I have a specific Generalized Eigenvalue Problem (GEVP) where i am primary not interested in solving this problem but concluding from a standard EVP the spectrum of the GEVP.

**The Problem**

Let $A$ be a $n\times x$ possibly complex matrix and $B$ a diagonal, real $n\times n$ matrix with maximal rank of $n-1$ (e.g. the matrix $B$ has at minimum 1 zero column and row).

Solving

$(B\lambda-A)\cdot v=0$

with $|v|=1$, so that we have $n+1$ equations for $n+1$ unknown is the GEVP. The GEVP can not be reformulated as EVP because $det(B)=0$ and therefore $B$ is not invertible.

As I said the goal is not just solving this problem (this could be done by solving $det(\lambda B I-A)=0$ to obtain the eigenvalues) but to conclude eigenvalues for the stated GEVP from the following, already solved, EVP (the $n$ eigenvalues $\mu_1\leq\mu_2\leq\dots\leq \mu_n$ of $A$ are known):

$(I\mu-A)\cdot w=0$.

**What I have already learned**

*As $A$ and $B$ in general do not commutate it is not possible to diagonalize $A$ and $B$ simultanously.
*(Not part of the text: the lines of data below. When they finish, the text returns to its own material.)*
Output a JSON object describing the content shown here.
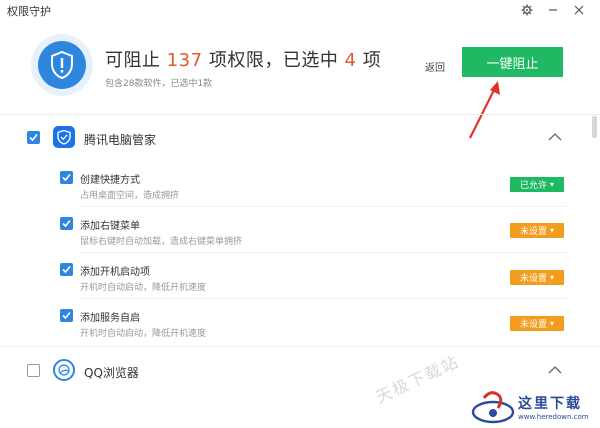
{
  "window": {
    "title": "权限守护"
  },
  "header": {
    "prefix": "可阻止 ",
    "blocked_count": "137",
    "middle": " 项权限，已选中 ",
    "selected_count": "4",
    "suffix": " 项",
    "subtitle": "包含28款软件，已选中1款",
    "back_label": "返回",
    "block_button_label": "一键阻止"
  },
  "sections": [
    {
      "name": "腾讯电脑管家",
      "checked": true,
      "icon": "tencent-pc-manager-icon",
      "items": [
        {
          "title": "创建快捷方式",
          "desc": "占用桌面空间，造成拥挤",
          "status": "已允许",
          "status_color": "#1fb863",
          "checked": true
        },
        {
          "title": "添加右键菜单",
          "desc": "鼠标右键时自动加载，造成右键菜单拥挤",
          "status": "未设置",
          "status_color": "#f39c1e",
          "checked": true
        },
        {
          "title": "添加开机启动项",
          "desc": "开机时自动启动，降低开机速度",
          "status": "未设置",
          "status_color": "#f39c1e",
          "checked": true
        },
        {
          "title": "添加服务自启",
          "desc": "开机时自动启动，降低开机速度",
          "status": "未设置",
          "status_color": "#f39c1e",
          "checked": true
        }
      ]
    },
    {
      "name": "QQ浏览器",
      "checked": false,
      "icon": "qq-browser-icon",
      "items": []
    }
  ],
  "watermark": {
    "text": "天极下载站",
    "logo_title": "这里下载",
    "logo_url": "www.heredown.com"
  },
  "colors": {
    "accent_blue": "#2e86de",
    "green": "#1fb863",
    "orange": "#f39c1e",
    "highlight": "#e4572e"
  }
}
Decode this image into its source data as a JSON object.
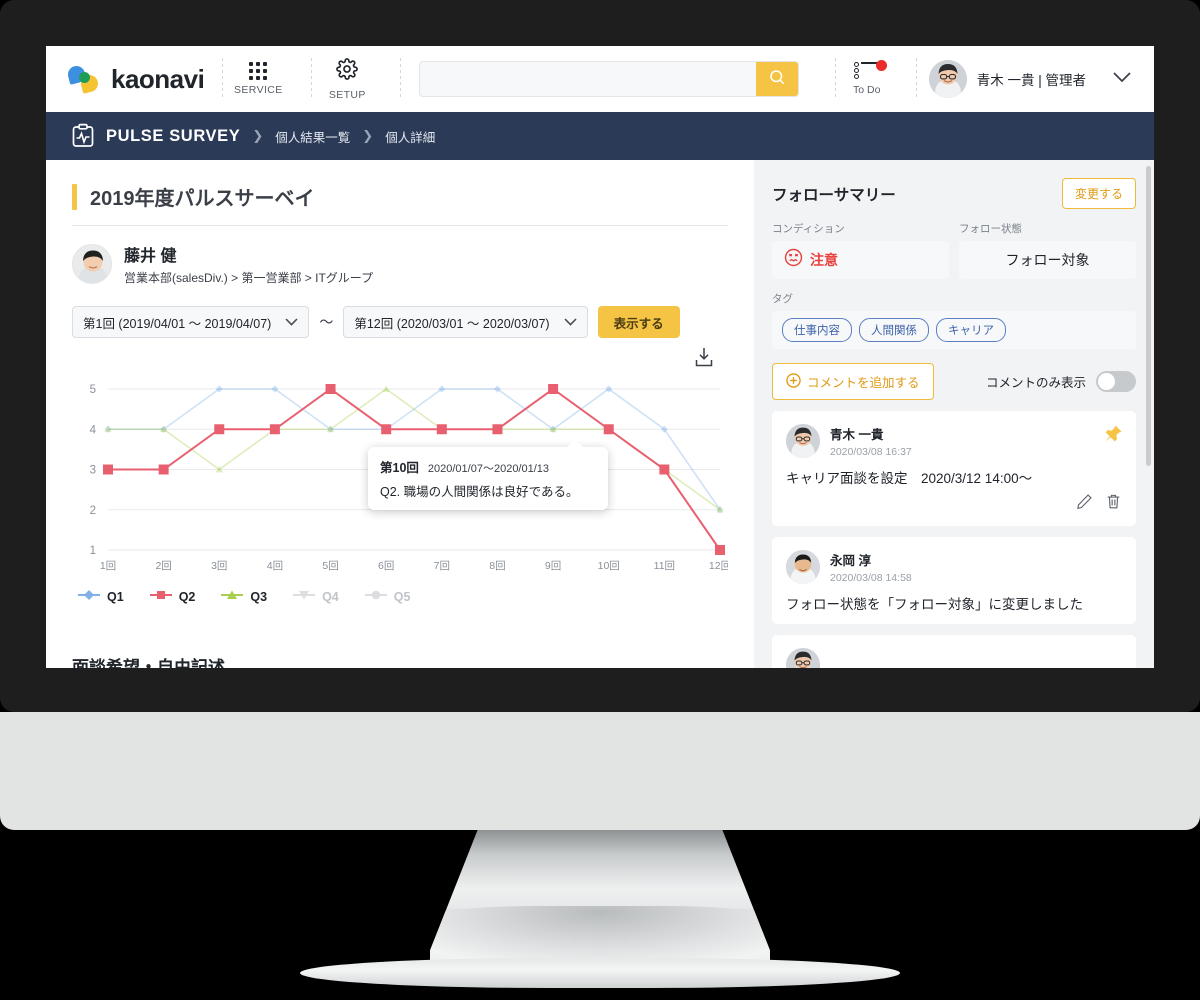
{
  "header": {
    "logo_text": "kaonavi",
    "service_label": "SERVICE",
    "setup_label": "SETUP",
    "search_placeholder": "",
    "search_value": "",
    "todo_label": "To Do",
    "user_name": "青木 一貴 | 管理者"
  },
  "breadcrumb": {
    "title": "PULSE SURVEY",
    "sep": "❯",
    "items": [
      {
        "label": "個人結果一覧"
      },
      {
        "label": "個人詳細"
      }
    ]
  },
  "main": {
    "page_title": "2019年度パルスサーベイ",
    "person": {
      "name": "藤井 健",
      "org": "営業本部(salesDiv.) > 第一営業部 > ITグループ"
    },
    "filter": {
      "from": "第1回 (2019/04/01 〜 2019/04/07)",
      "tilde": "〜",
      "to": "第12回 (2020/03/01 〜 2020/03/07)",
      "show_button": "表示する"
    },
    "tooltip": {
      "round": "第10回",
      "period": "2020/01/07〜2020/01/13",
      "question": "Q2. 職場の人間関係は良好である。"
    },
    "section_heading": "面談希望・自由記述"
  },
  "chart_data": {
    "type": "line",
    "title": "",
    "xlabel": "",
    "ylabel": "",
    "ylim": [
      1,
      5
    ],
    "yticks": [
      1,
      2,
      3,
      4,
      5
    ],
    "grid": true,
    "legend_position": "bottom",
    "categories": [
      "1回",
      "2回",
      "3回",
      "4回",
      "5回",
      "6回",
      "7回",
      "8回",
      "9回",
      "10回",
      "11回",
      "12回"
    ],
    "series": [
      {
        "name": "Q1",
        "color": "#7fb0e8",
        "marker": "diamond",
        "active": true,
        "values": [
          4,
          4,
          5,
          5,
          4,
          4,
          5,
          5,
          4,
          5,
          4,
          2
        ]
      },
      {
        "name": "Q2",
        "color": "#e8606f",
        "marker": "square",
        "active": true,
        "values": [
          3,
          3,
          4,
          4,
          5,
          4,
          4,
          4,
          5,
          4,
          3,
          1
        ]
      },
      {
        "name": "Q3",
        "color": "#a8cf4e",
        "marker": "triangle",
        "active": true,
        "values": [
          4,
          4,
          3,
          4,
          4,
          5,
          4,
          4,
          4,
          4,
          3,
          2
        ]
      },
      {
        "name": "Q4",
        "color": "#c9ccd1",
        "marker": "triangle-down",
        "active": false,
        "values": []
      },
      {
        "name": "Q5",
        "color": "#c9ccd1",
        "marker": "circle",
        "active": false,
        "values": []
      }
    ]
  },
  "sidebar": {
    "title": "フォローサマリー",
    "change_button": "変更する",
    "condition_label": "コンディション",
    "condition_value": "注意",
    "follow_label": "フォロー状態",
    "follow_value": "フォロー対象",
    "tag_label": "タグ",
    "tags": [
      "仕事内容",
      "人間関係",
      "キャリア"
    ],
    "add_comment": "コメントを追加する",
    "only_comments_label": "コメントのみ表示",
    "comments": [
      {
        "author": "青木 一貴",
        "timestamp": "2020/03/08  16:37",
        "body": "キャリア面談を設定　2020/3/12 14:00〜",
        "pinned": true
      },
      {
        "author": "永岡 淳",
        "timestamp": "2020/03/08  14:58",
        "body": "フォロー状態を「フォロー対象」に変更しました",
        "pinned": false
      }
    ]
  },
  "colors": {
    "brand_yellow": "#f6c445",
    "navy": "#2b3a57",
    "alert_red": "#e8413f",
    "tag_blue": "#3f63ab"
  }
}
Therefore the spectra will be different.

*If the EVP results in eigenvalues $\mu=0$, so there will be the same number of eigenvalues $\lambda=0$ in the GEVP. (Because in both cases $det(A)=0$ must be fullfilled and the geometric multiplicity comes from the dimension of $kern(A)$.)

*For every zero-row in $B$ the number of eigenvalues $\mu$ is one less then in the EVP. This is because the order of the characteristic polynom (CP) goes one down for every zero-row in $B$ compared to the order of the CP in the EVP.

**Questions**

*Can be said which eigenvalues (in addition to the zeros) of the EVP are also eigenvalues of the GEVP (the eigenvectors may not be the same in both cases, but the eigenvalues).

*Is there a pertubation theory? Can I somehow make a taylor series of the CP in the GEVP where the zeroth-term is the CP of the EVP?

*The number of eigenvalues in the GEVP is less than in the EVP, can be concluded which eigenvalues vanish?

In case anybody wants to know, where my question emerges from (this is not essential for my questions but possibly from general interest):

If one wants to conclude the stability of a fix point $x^*$ of ODEs one needs to solve the variational ODE $\dot{\delta x}(t)=D_xf(x^*)\delta x(t)$. Where $\delta x$ is a small pertubation away from the fix point: $\delta x(t)=x(t)-x^*$. Solving this with $\delta x(t)=\delta x_0 e^{\mu t}$ results in the EVP

$\mu\delta x_0 = D_x f(x^*) \delta x_0$.

Using $D_xf(x^*)=A$ and $w=\delta x_0$ results in the stated EVP.

If one has additional constraints in a implicit way

$g(x(t))=0$

the stability of a fix point in the ODE may change (e.g. the constraint acts in a unstable direction. The eigenvalue of $A$ in this direction is still greater zero (obviously the matrix $A$ does not change if constraints are imposed) but it is a "forbidden" direction as the corrisponding eigenvector is in a direction which is not allowed due to the constraint).

Taking the time derivative of $g$ results in $D_x g(x)\cdot \dot{x}(t)=0$. Inserting the pertubation away from the fix point results in

$(D_xg(x^*)+D_x(D_xg(x^*))\cdot \delta x)\cdot \dot{\delta x}(t)+\dots=0$

$D_xg(x^*)\cdot \dot{\delta x}(t)+O(\delta x^2)=0$

Inserting the exp-ansatz results in

$D_xg(x^*)\cdot \delta x_0\mu\approx0$

This means that the small pertubations need to be orthogonal to the gradient on the invariant manifold near the fix point (e.g. they are inside the invariant manifold).

One possible way to go to study the change of stability of the fix point when constraints are imposed, is to solve the EVP and then to check consistency with the last equation.

I want to include the constraint directly in the EVP, which leads to the GEVP by simply adding the last equation to the EVP (with $D_x g(x^*)=\hat{B}$ and $w=\delta x_0$):

$(\hat{B}\mu+I\mu-A)\cdot w=0$

and with $\hat{B}+I=B$

$(B\mu-A)\cdot w=0$

The criterion of "low rank $B$" comes from the generic constraints like $g(x_1,\dots,x_n)=x_0^1-x_1\rightarrow D_xg=(-1,0,\dots,0)\rightarrow B=\mbox{diag}(0,1,\dots,1)$.